Natalie e Otto estavam no meio de um desafio de gritos, quando cheguei junto deles e lhes disse:

- Não me façam isto. Por favor, não discutam na minha frente. Os dois ficaram imediatamente contritos. Natalie foi a primeira a falar:

- Claro. Tem toda a razão, meu querido. Não volta a acontecer. E Otto:

- Desculpe Sidney. Não temos o direito de atirar com os nossos problemas para cima de ti.

Depois disso, as discussões continuaram, mas pelo menos eram abafadas pelas paredes do quarto deles.

Mudávamos constantemente de cidade para cidade, com Otto à procura de trabalho. Sempre que me perguntavam o que fazia o meu pai, a minha resposta dependia de onde nos encontrávamos. No Texas trabalhou numa joalharia, em Chicago, numa loja de roupas, no Arizona, numa mina de prata esgotada, em Los Angeles, vendia revestimentos.

Otto levava-me duas vezes por ano a comprar roupa. A ”loja” era um carrinho parado numa viela, cheia de fatos maravilhosos. Eram tão novos que ainda tinham as etiquetas com os preços, e eram espantosamente baratos.

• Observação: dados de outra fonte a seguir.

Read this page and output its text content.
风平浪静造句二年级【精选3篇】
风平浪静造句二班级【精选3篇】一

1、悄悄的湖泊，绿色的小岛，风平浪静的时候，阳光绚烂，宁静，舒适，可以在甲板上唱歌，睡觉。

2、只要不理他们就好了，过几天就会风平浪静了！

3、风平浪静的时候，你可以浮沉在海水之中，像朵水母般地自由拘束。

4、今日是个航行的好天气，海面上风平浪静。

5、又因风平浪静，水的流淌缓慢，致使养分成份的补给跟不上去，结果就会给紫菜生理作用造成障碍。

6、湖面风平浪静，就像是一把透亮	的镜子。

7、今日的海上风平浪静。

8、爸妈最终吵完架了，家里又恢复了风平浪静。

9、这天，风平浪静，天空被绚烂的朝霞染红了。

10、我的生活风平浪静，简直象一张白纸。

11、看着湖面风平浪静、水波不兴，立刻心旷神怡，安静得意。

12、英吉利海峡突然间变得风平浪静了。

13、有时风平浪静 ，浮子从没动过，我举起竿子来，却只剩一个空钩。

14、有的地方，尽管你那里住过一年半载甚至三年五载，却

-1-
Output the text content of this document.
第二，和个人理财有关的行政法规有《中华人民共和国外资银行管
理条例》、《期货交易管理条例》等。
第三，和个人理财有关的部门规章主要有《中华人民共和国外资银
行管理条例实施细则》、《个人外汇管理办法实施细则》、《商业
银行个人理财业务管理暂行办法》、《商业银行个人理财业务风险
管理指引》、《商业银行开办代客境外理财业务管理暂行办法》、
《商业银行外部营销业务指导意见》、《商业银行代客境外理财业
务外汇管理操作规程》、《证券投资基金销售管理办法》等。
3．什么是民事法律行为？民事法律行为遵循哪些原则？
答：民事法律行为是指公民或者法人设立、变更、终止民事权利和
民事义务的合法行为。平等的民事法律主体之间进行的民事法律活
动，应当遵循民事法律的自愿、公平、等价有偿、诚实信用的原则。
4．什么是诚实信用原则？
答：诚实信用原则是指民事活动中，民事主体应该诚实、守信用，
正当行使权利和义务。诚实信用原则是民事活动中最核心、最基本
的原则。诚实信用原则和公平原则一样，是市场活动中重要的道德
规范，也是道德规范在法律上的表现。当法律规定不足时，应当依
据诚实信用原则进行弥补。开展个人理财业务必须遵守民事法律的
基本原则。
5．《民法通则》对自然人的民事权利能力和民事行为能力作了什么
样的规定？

Em 1925 nasceu o meu irmão Richard. Eu estava na altura com oito anos. Vivíamos em Gary, no estado de Indiana, e lembro-me como fiquei entusiasmado por ter um irmão, um aliado contra as forças negras da minha vida. Foi um dos acontecimentos mais excitantes da minha vida. Tinha grandes planos para nós e ansiava por todas as coisas que faríamos juntos, quando ele crescesse. Enquanto esperava, fazia corridas por Gary com ele dentro do carrinho.

Durante a Depressão, a nossa situação financeira era algo saído de Alice no País das Maravilhas. Otto andava por fora, a trabalhar num dos mega-negócios do seu mundo de fantasia, enquanto Natalie, Richard e eu vivíamos num sombrio e atulhado apartamento. De repente, Otto aparecia e anunciava que tinha feito um negócio onde ganharia mil dólares por semana. Antes de percebermos o que nos estava a acontecer, já estávamos a viver num apartamento enorme, no topo de um edifício, numa outra cidade. Parecia um sonho.

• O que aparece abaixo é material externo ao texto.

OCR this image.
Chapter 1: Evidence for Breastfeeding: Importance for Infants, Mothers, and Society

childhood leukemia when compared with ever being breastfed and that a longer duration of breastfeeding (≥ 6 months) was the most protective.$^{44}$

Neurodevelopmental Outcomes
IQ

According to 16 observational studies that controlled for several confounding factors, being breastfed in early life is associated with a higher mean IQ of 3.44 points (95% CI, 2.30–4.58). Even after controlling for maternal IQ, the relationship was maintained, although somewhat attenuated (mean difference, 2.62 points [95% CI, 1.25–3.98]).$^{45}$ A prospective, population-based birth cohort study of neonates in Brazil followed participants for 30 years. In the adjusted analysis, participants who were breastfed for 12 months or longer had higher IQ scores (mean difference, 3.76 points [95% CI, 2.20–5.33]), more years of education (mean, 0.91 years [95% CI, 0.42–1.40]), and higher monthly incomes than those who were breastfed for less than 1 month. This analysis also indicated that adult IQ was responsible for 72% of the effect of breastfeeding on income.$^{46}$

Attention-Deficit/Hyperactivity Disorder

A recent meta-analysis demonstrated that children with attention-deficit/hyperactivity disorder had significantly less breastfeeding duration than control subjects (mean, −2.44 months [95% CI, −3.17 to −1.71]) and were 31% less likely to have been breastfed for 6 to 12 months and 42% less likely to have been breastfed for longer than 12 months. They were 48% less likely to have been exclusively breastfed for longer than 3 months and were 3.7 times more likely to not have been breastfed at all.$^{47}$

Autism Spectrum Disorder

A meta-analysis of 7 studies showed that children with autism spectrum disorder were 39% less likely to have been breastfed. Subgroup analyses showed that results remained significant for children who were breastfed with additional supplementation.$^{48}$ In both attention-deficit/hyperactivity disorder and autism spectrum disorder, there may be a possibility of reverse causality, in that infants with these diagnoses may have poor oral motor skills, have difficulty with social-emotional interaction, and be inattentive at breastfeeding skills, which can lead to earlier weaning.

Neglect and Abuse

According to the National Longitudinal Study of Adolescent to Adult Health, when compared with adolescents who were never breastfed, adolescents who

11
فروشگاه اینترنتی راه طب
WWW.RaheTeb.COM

A verdade é que alguns meses mais tarde constatávamos que fora de fato um sonho, pois o negócio de Otto acabava por desaparecer e estávamos de regresso a outro pequeno apartamento qualquer, numa outra cidade.

Eu sentia-me um deslocado. Se existisse um brasão na família seria a figura de um carrinho em movimento. Ainda não completara dezessete anos e já vivera em oito cidades e freqüentara oito escolas básicas e três secundárias. Eu era sempre o recém chegado no bairro, o forasteiro.

Otto era um grande vendedor e, cada vez que eu começava a freqüentar uma nova escola numa nova cidade, no primeiro dia levava-me sempre a conhecer o diretor da escola e quase invariavelmente conseguia convencê-lo a colocar-me um ano acima. Como conseqüência, eu era sempre o mais novo da classe, criando mais uma barreira na possibilidade de fazer novos amigos. Conseqüentemente, tornei-me tímido, fingindo sentir prazer em ser um solitário. Era uma vida muito perturbada. Cada vez que eu começava a fazer amigos, era altura de ir embora.

De onde veio o dinheiro, não faço idéia, mas Natalie comprou um pequeno piano espineta em segunda mão e fez questão que eu começasse a ter aulas de piano.

- Por quê? Perguntou Otto.

- Depois verás. Respondeu.

- Ele até tem mãos de músico. Eu gostava das minhas lições, mas acabaram pouco tempo depois, quando nos mudamos para Detroit.

Otto gabava-se orgulhosamente de nunca ter lido um livro na vida. Foi Natalie quem instigou em mim o amor pela leitura. Otto ficava preocupado porque eu gostava de ficar sentado em casa a ler os livros que trazia da biblioteca, quando podia estar no meio da rua a jogar basebol.

- Vais dar cabo dos olhos. – Insistia - Por que é que não és como o teu primo Seymour? Esse joga futebol com os rapazes.

O meu tio Harry foi mais longe. Uma vez ouvi-o dizer ao meu pai:

- O Sidney lê demasiado. Vai acabar mal.

Quando eu tinha dez anos, tornei as coisas piores, pois comecei a escrever. Havia uma competição de poesia numa revista chamada Wee Wisdom, uma revista para crianças. Escrevi um poema e pedi a Otto que o enviasse para a revista para eu poder concorrer.